Mochte auch die Tatsache des mit Frankreich für den Fall eines Krieges gegen England abgeschlossenen Schutz- und Trutzbündnisses den meisten der hier Versammelten nicht mehr unbekannt gewesen sein, so war die Vorlesung der Depesche, der man in atemloser Spannung gefolgt war, doch unverkennbar von tiefer Wirkung. Ihre Bekanntgabe ließ keinen Zweifel mehr, daß man an höchster Stelle zu diesem Kriege entschlossen sei, und wenn auch keine laute Kundgebung des Beifalls erfolgte, ging es doch wie ein Aufatmen der Erleichterung durch die illustre Versammlung, und deutlich war auf fast allen Gesichtern die freudigste Genugtuung zu lesen.

Einer nur blickte mit finster zusammengezogenen Brauen wie in ernster Mißbilligung drein — und dieser Eine galt seit Jahrzehnten für den einflußreichsten Mann in Rußland — für eine Macht, die schon oft alle Pläne der leitenden Staatsmänner durchkreuzt und mit unbeugsamer Energie ihren Willen durchgesetzt hatte.

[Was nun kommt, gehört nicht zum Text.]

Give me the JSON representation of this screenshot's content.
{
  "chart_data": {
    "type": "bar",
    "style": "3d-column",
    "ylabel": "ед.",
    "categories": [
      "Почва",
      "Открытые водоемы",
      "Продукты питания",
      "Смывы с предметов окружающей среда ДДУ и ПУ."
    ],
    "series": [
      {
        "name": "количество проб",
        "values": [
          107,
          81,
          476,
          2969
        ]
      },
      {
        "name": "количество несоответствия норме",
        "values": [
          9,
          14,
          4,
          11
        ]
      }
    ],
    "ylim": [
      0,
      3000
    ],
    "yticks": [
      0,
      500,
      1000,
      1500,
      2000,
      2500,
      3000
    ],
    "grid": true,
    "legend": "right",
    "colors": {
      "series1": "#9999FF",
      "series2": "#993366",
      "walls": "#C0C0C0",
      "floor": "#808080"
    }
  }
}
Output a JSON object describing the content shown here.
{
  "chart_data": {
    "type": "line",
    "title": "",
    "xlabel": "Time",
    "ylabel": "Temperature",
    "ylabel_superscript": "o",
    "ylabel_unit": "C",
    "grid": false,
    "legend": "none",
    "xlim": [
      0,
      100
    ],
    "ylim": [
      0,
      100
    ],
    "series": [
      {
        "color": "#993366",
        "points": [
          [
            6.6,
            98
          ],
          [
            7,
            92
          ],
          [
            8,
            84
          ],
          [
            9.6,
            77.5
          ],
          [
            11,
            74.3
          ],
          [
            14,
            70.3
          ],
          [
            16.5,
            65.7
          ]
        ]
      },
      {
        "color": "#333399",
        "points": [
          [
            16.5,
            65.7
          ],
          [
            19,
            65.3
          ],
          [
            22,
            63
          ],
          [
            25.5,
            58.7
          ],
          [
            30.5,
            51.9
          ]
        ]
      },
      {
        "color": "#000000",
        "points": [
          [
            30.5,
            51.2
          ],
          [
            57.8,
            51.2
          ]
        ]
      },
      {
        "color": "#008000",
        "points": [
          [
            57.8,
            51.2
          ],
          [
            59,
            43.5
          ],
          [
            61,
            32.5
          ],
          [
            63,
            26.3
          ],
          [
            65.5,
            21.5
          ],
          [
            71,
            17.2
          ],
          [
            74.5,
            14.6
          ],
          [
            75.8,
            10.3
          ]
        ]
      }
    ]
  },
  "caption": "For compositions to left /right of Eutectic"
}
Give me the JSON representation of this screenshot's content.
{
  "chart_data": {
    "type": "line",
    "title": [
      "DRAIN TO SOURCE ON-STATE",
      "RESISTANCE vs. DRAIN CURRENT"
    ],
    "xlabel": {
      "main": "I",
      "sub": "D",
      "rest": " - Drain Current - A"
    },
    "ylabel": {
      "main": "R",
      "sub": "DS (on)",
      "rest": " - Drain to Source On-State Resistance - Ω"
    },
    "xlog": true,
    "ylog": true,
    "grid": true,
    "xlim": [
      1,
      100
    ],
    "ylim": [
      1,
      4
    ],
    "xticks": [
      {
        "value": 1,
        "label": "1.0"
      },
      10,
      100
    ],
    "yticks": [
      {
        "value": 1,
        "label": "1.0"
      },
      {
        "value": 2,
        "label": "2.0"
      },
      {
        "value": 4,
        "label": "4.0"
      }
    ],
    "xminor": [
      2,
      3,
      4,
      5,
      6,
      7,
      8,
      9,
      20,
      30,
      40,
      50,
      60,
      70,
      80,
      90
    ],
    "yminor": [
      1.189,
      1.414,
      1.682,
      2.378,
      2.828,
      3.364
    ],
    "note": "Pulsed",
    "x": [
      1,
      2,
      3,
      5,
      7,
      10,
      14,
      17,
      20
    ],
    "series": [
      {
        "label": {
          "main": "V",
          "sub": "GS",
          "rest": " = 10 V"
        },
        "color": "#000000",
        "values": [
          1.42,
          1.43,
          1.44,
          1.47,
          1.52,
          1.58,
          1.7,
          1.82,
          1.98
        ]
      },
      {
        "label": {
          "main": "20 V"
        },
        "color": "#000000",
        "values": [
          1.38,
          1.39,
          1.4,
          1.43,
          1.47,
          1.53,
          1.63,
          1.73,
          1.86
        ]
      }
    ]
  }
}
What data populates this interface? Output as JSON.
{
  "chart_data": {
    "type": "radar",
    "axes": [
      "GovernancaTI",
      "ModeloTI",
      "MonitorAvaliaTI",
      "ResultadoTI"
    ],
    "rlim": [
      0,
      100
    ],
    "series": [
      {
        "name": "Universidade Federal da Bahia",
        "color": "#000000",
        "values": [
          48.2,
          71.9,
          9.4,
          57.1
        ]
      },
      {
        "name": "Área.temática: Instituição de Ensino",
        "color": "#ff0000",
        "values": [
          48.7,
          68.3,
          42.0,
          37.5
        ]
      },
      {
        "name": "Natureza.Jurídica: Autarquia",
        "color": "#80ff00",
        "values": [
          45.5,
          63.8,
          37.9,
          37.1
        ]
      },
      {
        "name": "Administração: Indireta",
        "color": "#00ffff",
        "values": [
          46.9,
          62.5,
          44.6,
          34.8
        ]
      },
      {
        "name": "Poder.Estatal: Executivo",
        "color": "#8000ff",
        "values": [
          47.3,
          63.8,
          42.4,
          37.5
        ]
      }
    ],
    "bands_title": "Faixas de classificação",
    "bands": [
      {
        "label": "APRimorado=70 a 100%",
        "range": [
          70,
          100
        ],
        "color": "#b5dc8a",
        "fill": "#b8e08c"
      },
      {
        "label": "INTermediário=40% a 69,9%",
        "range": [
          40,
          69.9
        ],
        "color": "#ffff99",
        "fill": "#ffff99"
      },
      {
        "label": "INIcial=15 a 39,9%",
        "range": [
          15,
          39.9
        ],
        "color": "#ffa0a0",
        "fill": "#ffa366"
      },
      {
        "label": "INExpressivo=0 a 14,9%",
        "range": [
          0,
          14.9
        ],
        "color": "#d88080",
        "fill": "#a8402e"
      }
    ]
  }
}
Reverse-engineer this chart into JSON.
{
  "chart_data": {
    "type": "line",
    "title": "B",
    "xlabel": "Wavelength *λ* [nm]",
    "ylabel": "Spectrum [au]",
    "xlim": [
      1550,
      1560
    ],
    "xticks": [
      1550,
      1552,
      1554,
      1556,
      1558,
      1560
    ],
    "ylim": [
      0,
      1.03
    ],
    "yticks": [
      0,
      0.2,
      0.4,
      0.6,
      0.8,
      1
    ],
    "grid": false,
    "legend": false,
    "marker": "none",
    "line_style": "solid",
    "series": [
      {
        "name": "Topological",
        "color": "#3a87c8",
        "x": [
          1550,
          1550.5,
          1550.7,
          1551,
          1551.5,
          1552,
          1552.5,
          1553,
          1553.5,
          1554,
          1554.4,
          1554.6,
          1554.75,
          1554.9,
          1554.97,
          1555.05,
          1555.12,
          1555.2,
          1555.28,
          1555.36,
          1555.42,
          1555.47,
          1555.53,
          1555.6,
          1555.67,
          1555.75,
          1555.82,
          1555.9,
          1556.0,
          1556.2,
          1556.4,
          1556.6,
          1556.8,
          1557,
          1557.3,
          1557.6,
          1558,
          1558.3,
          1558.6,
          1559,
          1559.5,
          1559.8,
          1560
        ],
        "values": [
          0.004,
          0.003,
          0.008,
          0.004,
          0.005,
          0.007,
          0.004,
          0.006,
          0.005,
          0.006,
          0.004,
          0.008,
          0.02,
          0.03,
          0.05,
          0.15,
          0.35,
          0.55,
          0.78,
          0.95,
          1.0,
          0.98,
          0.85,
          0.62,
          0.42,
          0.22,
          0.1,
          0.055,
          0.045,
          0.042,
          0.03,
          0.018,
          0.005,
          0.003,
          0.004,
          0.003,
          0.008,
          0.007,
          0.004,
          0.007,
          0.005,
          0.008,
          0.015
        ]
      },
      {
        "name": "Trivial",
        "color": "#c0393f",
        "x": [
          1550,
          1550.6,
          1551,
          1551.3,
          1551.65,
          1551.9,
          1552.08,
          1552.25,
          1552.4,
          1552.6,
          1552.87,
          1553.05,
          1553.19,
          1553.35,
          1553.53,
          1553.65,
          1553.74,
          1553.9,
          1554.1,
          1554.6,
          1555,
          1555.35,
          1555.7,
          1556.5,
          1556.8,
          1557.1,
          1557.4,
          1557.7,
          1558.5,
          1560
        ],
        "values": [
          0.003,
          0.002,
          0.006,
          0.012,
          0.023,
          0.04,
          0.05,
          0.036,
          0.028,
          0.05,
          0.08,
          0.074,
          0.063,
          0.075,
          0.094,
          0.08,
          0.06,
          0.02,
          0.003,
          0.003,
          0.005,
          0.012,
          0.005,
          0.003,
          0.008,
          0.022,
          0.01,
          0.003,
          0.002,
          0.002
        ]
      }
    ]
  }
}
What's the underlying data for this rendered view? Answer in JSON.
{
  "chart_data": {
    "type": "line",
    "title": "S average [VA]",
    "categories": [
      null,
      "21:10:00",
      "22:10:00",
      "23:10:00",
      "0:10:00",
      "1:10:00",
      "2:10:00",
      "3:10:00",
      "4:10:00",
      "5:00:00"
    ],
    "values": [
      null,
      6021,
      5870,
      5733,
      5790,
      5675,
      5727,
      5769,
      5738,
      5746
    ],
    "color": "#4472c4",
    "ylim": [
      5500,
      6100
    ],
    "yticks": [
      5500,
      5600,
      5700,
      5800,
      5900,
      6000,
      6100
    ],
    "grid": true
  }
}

Das war der vielgehaßte und noch mehr gefürchtete greise Pobjedonoszew, der Oberprokurator des heiligen Synod.

Seine düstere Miene und sein Kopfschütteln waren dem präsidierenden Großfürsten nicht entgangen. Und er hielt es offenbar für seine Pflicht, dem durch die Gunst dreier Zaren fast allmächtig gewordenen Manne Gelegenheit zur Aeußerung seiner abweichenden Meinung zu geben.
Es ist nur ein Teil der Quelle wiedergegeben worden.